On the building level, this means there needs to be closer relationships between the different service providers. Lighting needs to be talking to HVAC, for example.

“There needs to be much more services integration.”

The need is for building designers, service and product suppliers, engineers and asset managers to be thinking of systems, not just individual elements.

The human dimension

Douglas says there is also a growing momentum in Europe and North America around the “human dimension” of lighting.

“Everyone’s talking about human-centric lighting.”

This is because of the influence lighting has on occupant wellbeing, he says.

An emerging technology in this space is tuneable white LEDs that allow the colour temperature to be altered to match the needs of human circadian rhythms and activities. Cool white light, for example, works well for waking people up and helping them feel energised.

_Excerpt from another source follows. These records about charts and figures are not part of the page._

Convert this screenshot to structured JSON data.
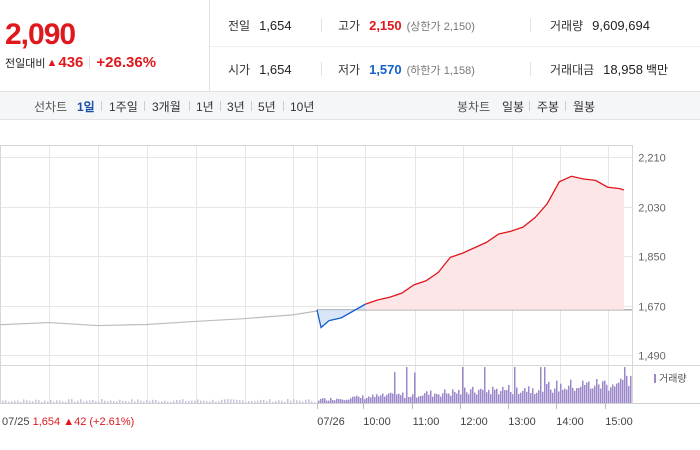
{
  "header": {
    "current_price": "2,090",
    "change_label": "전일대비",
    "change_arrow": "▲",
    "change_amount": "436",
    "change_rate": "+26.36%",
    "prev_close": {
      "label": "전일",
      "value": "1,654"
    },
    "high": {
      "label": "고가",
      "value": "2,150",
      "sub": "(상한가 2,150)"
    },
    "volume": {
      "label": "거래량",
      "value": "9,609,694"
    },
    "open": {
      "label": "시가",
      "value": "1,654"
    },
    "low": {
      "label": "저가",
      "value": "1,570",
      "sub": "(하한가 1,158)"
    },
    "trade_value": {
      "label": "거래대금",
      "value": "18,958",
      "unit": "백만"
    }
  },
  "toolbar": {
    "line_label": "선차트",
    "periods": [
      "1일",
      "1주일",
      "3개월",
      "1년",
      "3년",
      "5년",
      "10년"
    ],
    "active_period": "1일",
    "candle_label": "봉차트",
    "candles": [
      "일봉",
      "주봉",
      "월봉"
    ]
  },
  "colors": {
    "up": "#e0181e",
    "down": "#1560c9",
    "volume_bar": "#9b87c9",
    "prev_day_line": "#bdbdbd",
    "grid": "#e6e6e6"
  },
  "chart_data": {
    "type": "line",
    "y_ticks": [
      "2,210",
      "2,030",
      "1,850",
      "1,670",
      "1,490"
    ],
    "ylim": [
      1490,
      2210
    ],
    "prev_close": 1654,
    "x_ticks": [
      "07/26",
      "10:00",
      "11:00",
      "12:00",
      "13:00",
      "14:00",
      "15:00"
    ],
    "volume_legend": "거래량",
    "prev_day_label": "07/25",
    "prev_day_close": "1,654",
    "prev_day_change_arrow": "▲",
    "prev_day_change": "42",
    "prev_day_rate": "(+2.61%)",
    "prev_day_series": {
      "time": [
        "09:00",
        "10:00",
        "11:00",
        "12:00",
        "13:00",
        "14:00",
        "15:00",
        "15:30"
      ],
      "values": [
        1600,
        1608,
        1597,
        1601,
        1612,
        1622,
        1636,
        1650
      ]
    },
    "today_series": {
      "time": [
        "09:00",
        "09:05",
        "09:15",
        "09:30",
        "09:45",
        "10:00",
        "10:15",
        "10:30",
        "10:45",
        "11:00",
        "11:15",
        "11:30",
        "11:45",
        "12:00",
        "12:15",
        "12:30",
        "12:45",
        "13:00",
        "13:15",
        "13:30",
        "13:45",
        "14:00",
        "14:15",
        "14:30",
        "14:45",
        "15:00",
        "15:15",
        "15:20"
      ],
      "values": [
        1654,
        1590,
        1615,
        1625,
        1650,
        1675,
        1690,
        1700,
        1715,
        1745,
        1760,
        1790,
        1845,
        1860,
        1880,
        1900,
        1930,
        1940,
        1955,
        1990,
        2040,
        2120,
        2140,
        2130,
        2125,
        2100,
        2095,
        2090
      ]
    }
  }
}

A lower colour temperature is better for getting ready to sleep.

“This has significant implications for classrooms, and office workers and factory workers,” Douglas says.

The tuning process is software based, and works via a remote control like tuning TV channels.

There is a trial underway in Norway in a school testing it in real-life situations.

It’s not something that’s catching on in Australia, however.

“In Europe these are concepts better known,” Douglas says. “In North America and Europe they are better attuned to thinking about lighting.”

This is because the long, dark, six-month winters in the higher latitudes make lighting a crucial part of life.

In Australia, he posits, we have so much sun it’s just not something we think about as much.

“In the commercial world they are more sensitive to lighting and people’s needs,” Douglas says.

“We have to change perceptions, and make people more aware of issues around human-centric lighting.”